The volume past a given point per unit time is said to be the same for all cross sections of the tube of flow. This is called as the  volume flow rate, denoted as Rv and is expressed mathematically as

$$R_v = Av = constant$$

The unit for volume flow rate is the cubic meter per second, m3/s. If the density of the flowing fluid is given with constant value, the mass flow rate can be determined by multiplying the volume flow rate with the density. Denoted as Rm, the mass flow rate is represented by the equation

$$R_m = \rho R_v = \rho Av = constant$$

The SI unit for the mass flow rate is kilogram per second, kg/s. The equation implies that the mass of the fluid flowing in and out the tube segment per second must be equal.

Example

The speed of the water flowing through a garden hose of diameter is 1.2 cm is 2.5 m/s. If the opening of the hose is reduced to 0.8 cm, what is the speed flow of the fluid as it escapes out of the nozzle?

Given:

diameter, dhose = 1.2 cm

diameter, dnozzle = 0.8 cm

speed, v1 = 2.5 m/s

Find: v2

Solution:

We first solve for the cross-sectional area of the hose and the nozzle. Since the cross section of the hose and the nozzle is in circular shape, we use the formula for the area of circle which is $$A=\pi r^2$$.

For the cross-sectional area of the hose, A1:

Since the given in the problem is the diameter, we solve for the radius $$r = {d \over 2} = {1.2\;cm \over 2}=0.6\; cm$$.

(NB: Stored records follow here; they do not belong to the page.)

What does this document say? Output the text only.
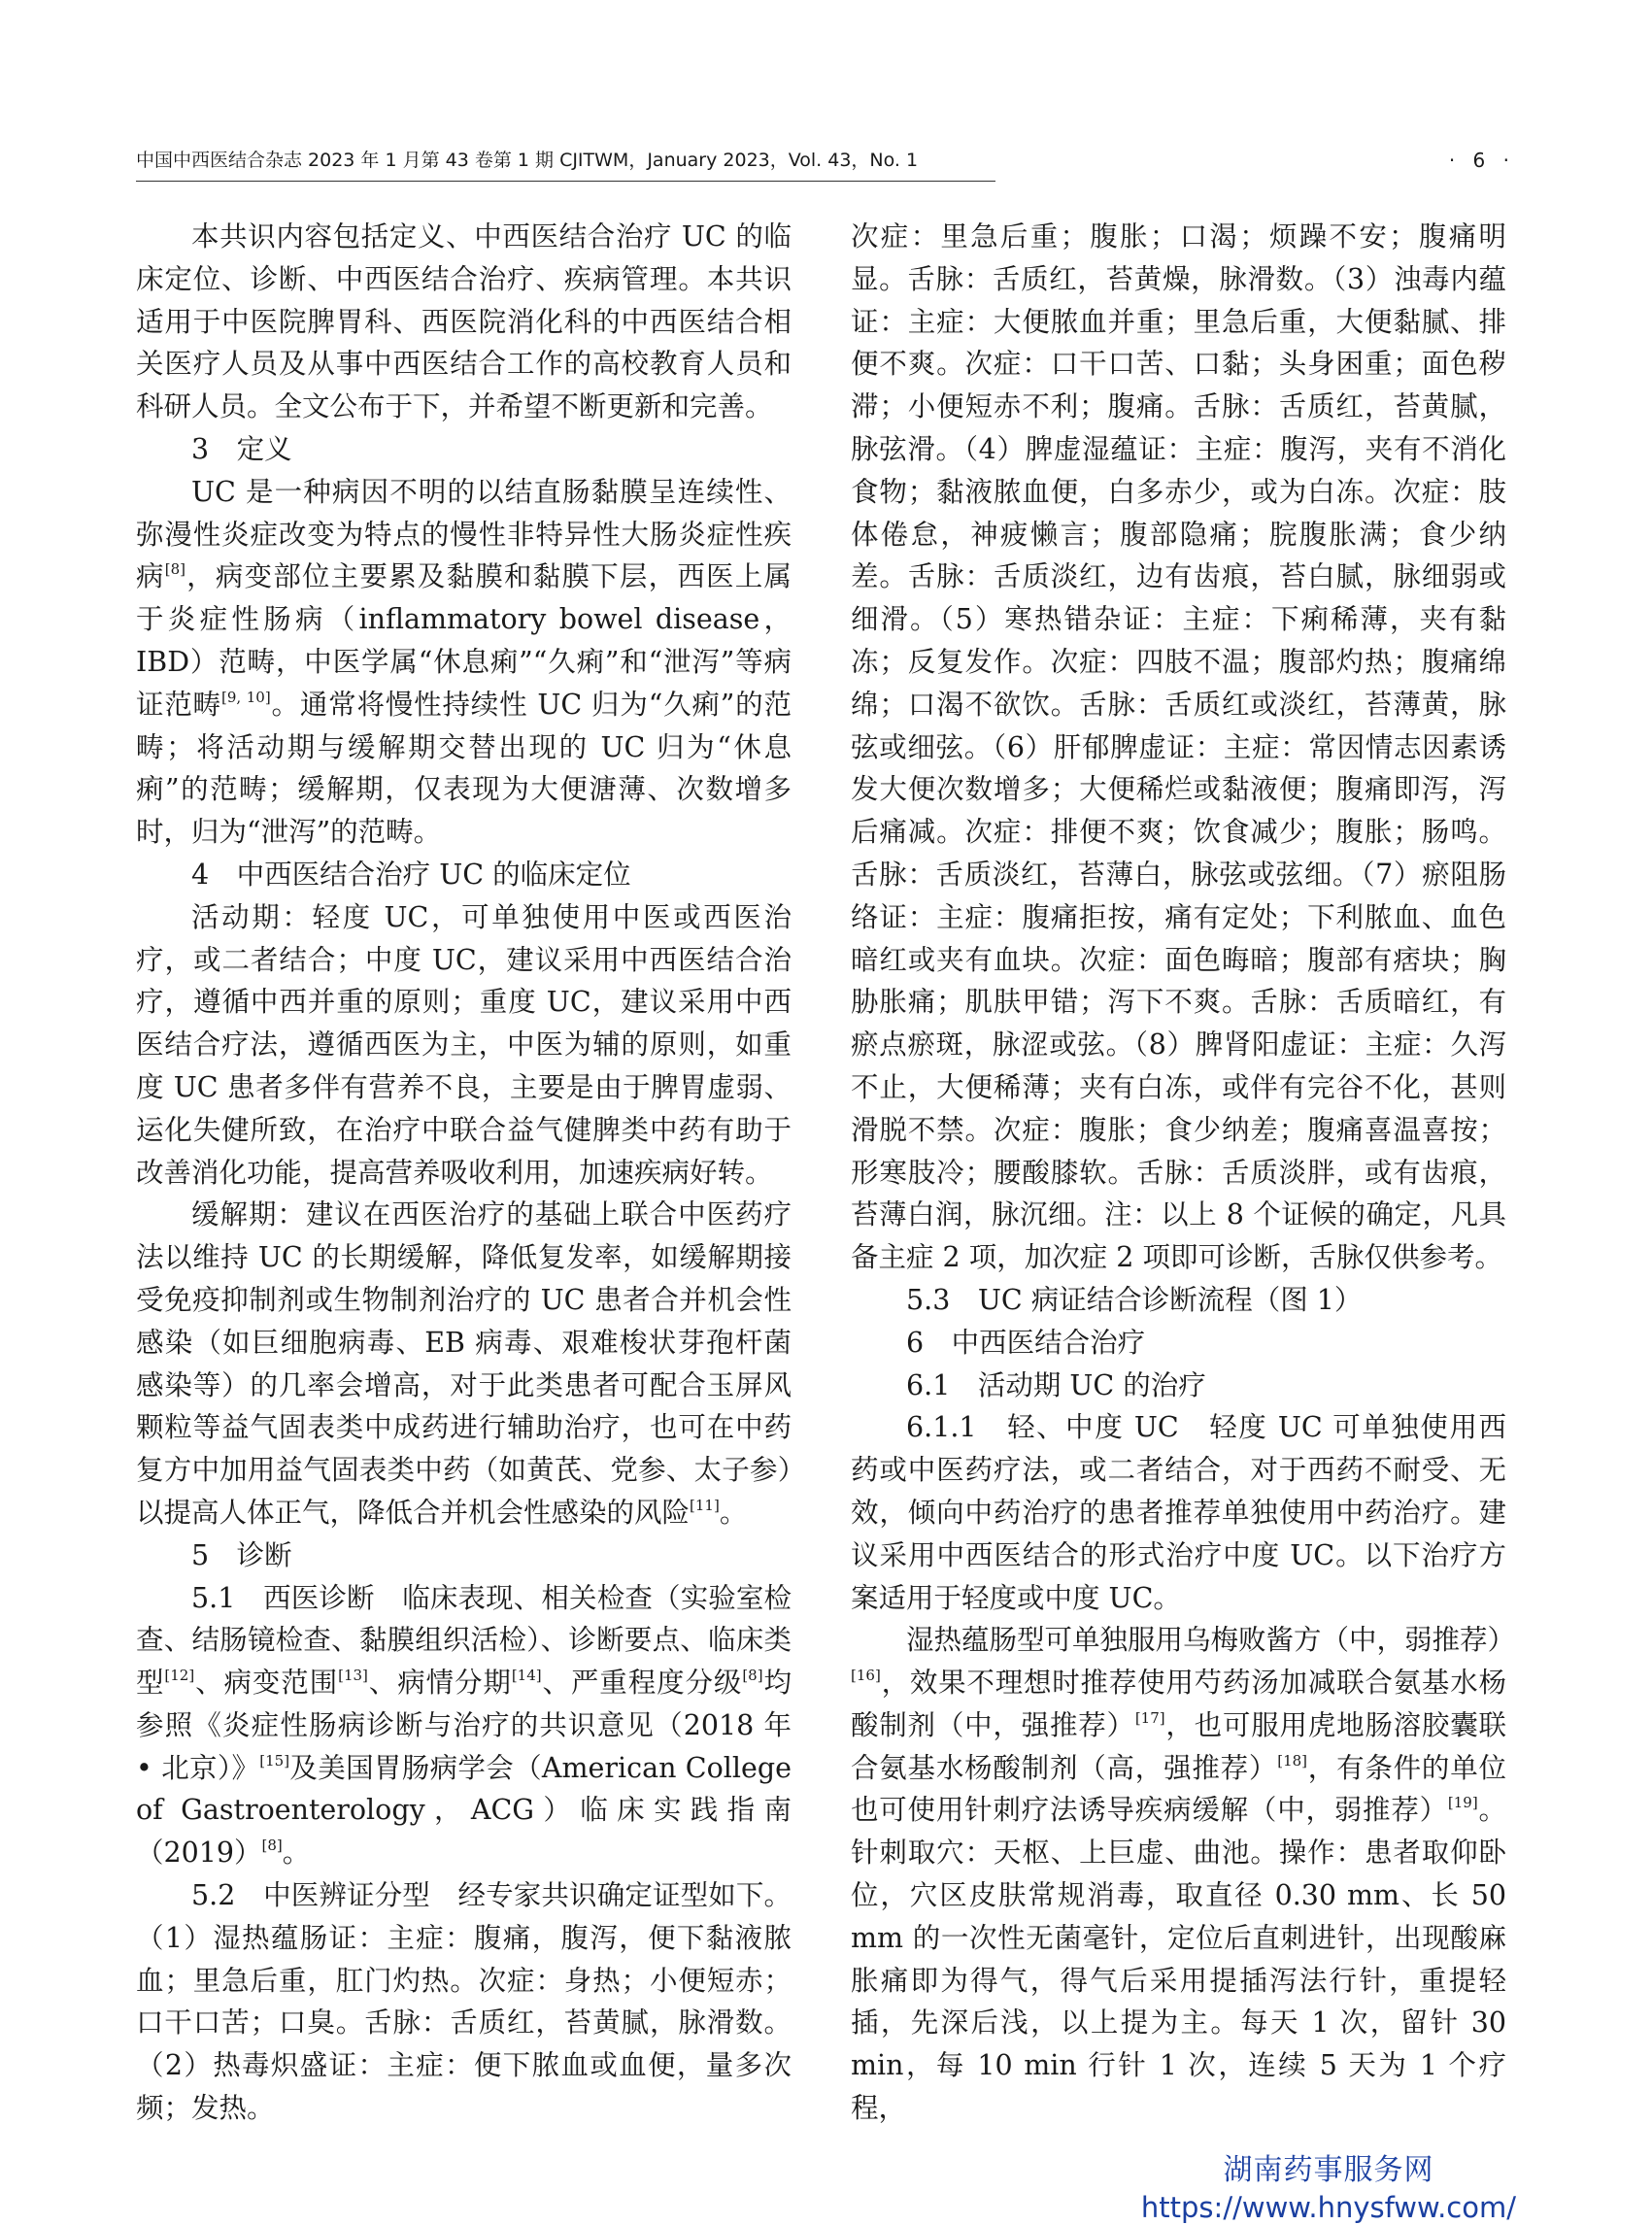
中国中西医结合杂志 2023 年 1 月第 43 卷第 1 期 CJITWM，January 2023，Vol. 43，No. 1	· 6 ·

本共识内容包括定义、中西医结合治疗 UC 的临床定位、诊断、中西医结合治疗、疾病管理。本共识适用于中医院脾胃科、西医院消化科的中西医结合相关医疗人员及从事中西医结合工作的高校教育人员和科研人员。全文公布于下，并希望不断更新和完善。

3　定义

UC 是一种病因不明的以结直肠黏膜呈连续性、弥漫性炎症改变为特点的慢性非特异性大肠炎症性疾病[8]，病变部位主要累及黏膜和黏膜下层，西医上属于炎症性肠病（inflammatory bowel disease，IBD）范畴，中医学属“休息痢”“久痢”和“泄泻”等病证范畴[9, 10]。通常将慢性持续性 UC 归为“久痢”的范畴；将活动期与缓解期交替出现的 UC 归为“休息痢”的范畴；缓解期，仅表现为大便溏薄、次数增多时，归为“泄泻”的范畴。

4　中西医结合治疗 UC 的临床定位

活动期：轻度 UC，可单独使用中医或西医治疗，或二者结合；中度 UC，建议采用中西医结合治疗，遵循中西并重的原则；重度 UC，建议采用中西医结合疗法，遵循西医为主，中医为辅的原则，如重度 UC 患者多伴有营养不良，主要是由于脾胃虚弱、运化失健所致，在治疗中联合益气健脾类中药有助于改善消化功能，提高营养吸收利用，加速疾病好转。

缓解期：建议在西医治疗的基础上联合中医药疗法以维持 UC 的长期缓解，降低复发率，如缓解期接受免疫抑制剂或生物制剂治疗的 UC 患者合并机会性感染（如巨细胞病毒、EB 病毒、艰难梭状芽孢杆菌感染等）的几率会增高，对于此类患者可配合玉屏风颗粒等益气固表类中成药进行辅助治疗，也可在中药复方中加用益气固表类中药（如黄芪、党参、太子参）以提高人体正气，降低合并机会性感染的风险[11]。

5　诊断

5.1　西医诊断　临床表现、相关检查（实验室检查、结肠镜检查、黏膜组织活检）、诊断要点、临床类型[12]、病变范围[13]、病情分期[14]、严重程度分级[8]均参照《炎症性肠病诊断与治疗的共识意见（2018 年 • 北京）》[15]及美国胃肠病学会（American College of Gastroenterology，ACG）临床实践指南（2019）[8]。

5.2　中医辨证分型　经专家共识确定证型如下。（1）湿热蕴肠证：主症：腹痛，腹泻，便下黏液脓血；里急后重，肛门灼热。次症：身热；小便短赤；口干口苦；口臭。舌脉：舌质红，苔黄腻，脉滑数。（2）热毒炽盛证：主症：便下脓血或血便，量多次频；发热。

次症：里急后重；腹胀；口渴；烦躁不安；腹痛明显。舌脉：舌质红，苔黄燥，脉滑数。（3）浊毒内蕴证：主症：大便脓血并重；里急后重，大便黏腻、排便不爽。次症：口干口苦、口黏；头身困重；面色秽滞；小便短赤不利；腹痛。舌脉：舌质红，苔黄腻，脉弦滑。（4）脾虚湿蕴证：主症：腹泻，夹有不消化食物；黏液脓血便，白多赤少，或为白冻。次症：肢体倦怠，神疲懒言；腹部隐痛；脘腹胀满；食少纳差。舌脉：舌质淡红，边有齿痕，苔白腻，脉细弱或细滑。（5）寒热错杂证：主症：下痢稀薄，夹有黏冻；反复发作。次症：四肢不温；腹部灼热；腹痛绵绵；口渴不欲饮。舌脉：舌质红或淡红，苔薄黄，脉弦或细弦。（6）肝郁脾虚证：主症：常因情志因素诱发大便次数增多；大便稀烂或黏液便；腹痛即泻，泻后痛减。次症：排便不爽；饮食减少；腹胀；肠鸣。舌脉：舌质淡红，苔薄白，脉弦或弦细。（7）瘀阻肠络证：主症：腹痛拒按，痛有定处；下利脓血、血色暗红或夹有血块。次症：面色晦暗；腹部有痞块；胸胁胀痛；肌肤甲错；泻下不爽。舌脉：舌质暗红，有瘀点瘀斑，脉涩或弦。（8）脾肾阳虚证：主症：久泻不止，大便稀薄；夹有白冻，或伴有完谷不化，甚则滑脱不禁。次症：腹胀；食少纳差；腹痛喜温喜按；形寒肢冷；腰酸膝软。舌脉：舌质淡胖，或有齿痕，苔薄白润，脉沉细。注：以上 8 个证候的确定，凡具备主症 2 项，加次症 2 项即可诊断，舌脉仅供参考。

5.3　UC 病证结合诊断流程（图 1）

6　中西医结合治疗

6.1　活动期 UC 的治疗

6.1.1　轻、中度 UC　轻度 UC 可单独使用西药或中医药疗法，或二者结合，对于西药不耐受、无效，倾向中药治疗的患者推荐单独使用中药治疗。建议采用中西医结合的形式治疗中度 UC。以下治疗方案适用于轻度或中度 UC。

湿热蕴肠型可单独服用乌梅败酱方（中，弱推荐）[16]，效果不理想时推荐使用芍药汤加减联合氨基水杨酸制剂（中，强推荐）[17]，也可服用虎地肠溶胶囊联合氨基水杨酸制剂（高，强推荐）[18]，有条件的单位也可使用针刺疗法诱导疾病缓解（中，弱推荐）[19]。针刺取穴：天枢、上巨虚、曲池。操作：患者取仰卧位，穴区皮肤常规消毒，取直径 0.30 mm、长 50 mm 的一次性无菌毫针，定位后直刺进针，出现酸麻胀痛即为得气，得气后采用提插泻法行针，重提轻插，先深后浅，以上提为主。每天 1 次，留针 30 min，每 10 min 行针 1 次，连续 5 天为 1 个疗程，

湖南药事服务网
https://www.hnysfww.com/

$$A_1=\pi r^2 = \pi (0.6\;cm)^2 = 1.13\;cm^2$$

For the cross-sectional area of the nozzle, A2:

The diameter of the nozzle is 0.8 cm. Its radius is $$r = {0.8\;cm \over 2} = 0.4\;cm$$. The cross-sectional area is

$$A_2 = \pi r^2 = \pi (0.4\;cm)^2 = 0.50\;cm^2$$

We can now solve for the speed flow of the fluid using the continuity equation.

$$A_1v_1 = A_2v_2 \implies v_2 = {A_1v_1 \over A_2}$$

Substitute all the known values to get the value for v2,

$$v_2 = {(1.13\;cm^2)(2.5\;m/s) \over 0.50\;cm^2} = 5.65\;m/s$$

Thus, the speed flow increases when the cross-sectional area is decreased.